Though fought on a number of fronts by creditors, the Internal Revenue Service, the Department of Energy and local officials near its home base in California, Solyndra has seen its bankruptcy plan confirmed in the U.S. Bankruptcy Court for the Third Circuit Third District.
U.S. Bankruptcy Court Judge Mary Walrath Wednesday confirmed Solyndra’s plan, one that will see private equity holders getting the overwhelming majority of the remaining assets and the firm itself no longer operating, even as she intimated there almost surely would be an appeal filed by detractors including the federal government. Among other objections, perhaps the most significant, Walrath brushed aside an IRS complaint that groups of investors who bought into the company as it was failing would gain an “unfair” tax benefit of upwards of $341 million. She noted that investors were doing nothing illegal and that such tax benefits were not a significant factor driving the need for bankruptcy proceedings regarding Solyndra, which thoroughly documented its problems remaining competitive against lower-cost Asian competitors and in an oversaturated U.S. solar products market suffering from lessening U.S. consumer demand.

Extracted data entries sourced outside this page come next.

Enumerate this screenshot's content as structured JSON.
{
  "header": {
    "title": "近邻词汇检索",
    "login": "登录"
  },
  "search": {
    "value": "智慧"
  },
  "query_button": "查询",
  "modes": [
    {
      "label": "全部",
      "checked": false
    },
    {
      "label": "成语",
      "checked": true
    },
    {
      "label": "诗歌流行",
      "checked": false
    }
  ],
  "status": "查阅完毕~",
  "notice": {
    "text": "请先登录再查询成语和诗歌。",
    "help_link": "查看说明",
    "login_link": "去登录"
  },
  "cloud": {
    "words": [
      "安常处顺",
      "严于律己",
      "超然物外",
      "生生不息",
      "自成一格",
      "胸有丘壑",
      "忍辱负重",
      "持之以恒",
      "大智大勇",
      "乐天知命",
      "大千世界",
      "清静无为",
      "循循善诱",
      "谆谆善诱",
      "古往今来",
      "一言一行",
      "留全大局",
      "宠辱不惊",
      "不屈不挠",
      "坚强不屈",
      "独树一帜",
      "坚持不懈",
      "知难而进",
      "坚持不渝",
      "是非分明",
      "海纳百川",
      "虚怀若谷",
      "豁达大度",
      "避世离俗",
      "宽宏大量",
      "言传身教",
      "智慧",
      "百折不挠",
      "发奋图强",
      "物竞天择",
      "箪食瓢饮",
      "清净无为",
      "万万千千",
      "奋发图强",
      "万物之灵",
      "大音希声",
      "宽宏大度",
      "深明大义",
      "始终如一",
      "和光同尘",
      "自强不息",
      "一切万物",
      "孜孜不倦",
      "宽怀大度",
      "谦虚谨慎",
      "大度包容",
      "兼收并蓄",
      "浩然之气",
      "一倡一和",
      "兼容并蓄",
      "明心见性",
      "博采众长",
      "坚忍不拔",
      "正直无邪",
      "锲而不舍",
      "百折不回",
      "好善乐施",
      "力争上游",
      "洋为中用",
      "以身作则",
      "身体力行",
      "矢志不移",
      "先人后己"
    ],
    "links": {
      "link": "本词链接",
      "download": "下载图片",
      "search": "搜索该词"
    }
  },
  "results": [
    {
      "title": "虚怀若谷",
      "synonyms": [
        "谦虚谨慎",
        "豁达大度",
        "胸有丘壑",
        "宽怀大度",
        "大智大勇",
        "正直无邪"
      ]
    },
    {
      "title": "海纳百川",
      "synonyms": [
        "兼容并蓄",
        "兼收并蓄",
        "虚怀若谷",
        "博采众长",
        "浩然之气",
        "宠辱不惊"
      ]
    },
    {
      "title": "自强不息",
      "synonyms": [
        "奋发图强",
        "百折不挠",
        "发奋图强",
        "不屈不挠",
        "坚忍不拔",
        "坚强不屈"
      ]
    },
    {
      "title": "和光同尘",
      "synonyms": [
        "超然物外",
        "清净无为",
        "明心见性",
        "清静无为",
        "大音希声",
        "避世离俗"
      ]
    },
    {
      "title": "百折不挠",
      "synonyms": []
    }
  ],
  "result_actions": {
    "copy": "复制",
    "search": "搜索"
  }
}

Solyndra remains under federal investigation for fraud and under the political campaign spotlight because of its ties to key Obama Administration fundraisers. Before going bust, the firm garnered more than $500 million in federal alternative energy grants, the bulk of which will not be repaid to the federal government. The Romney Campaign continues to air the issue, much like the Obama Administration has dogged the Republican candidate over the “Let Detroit Go Bankrupt” Op-Ed regarding automotive insolvencies.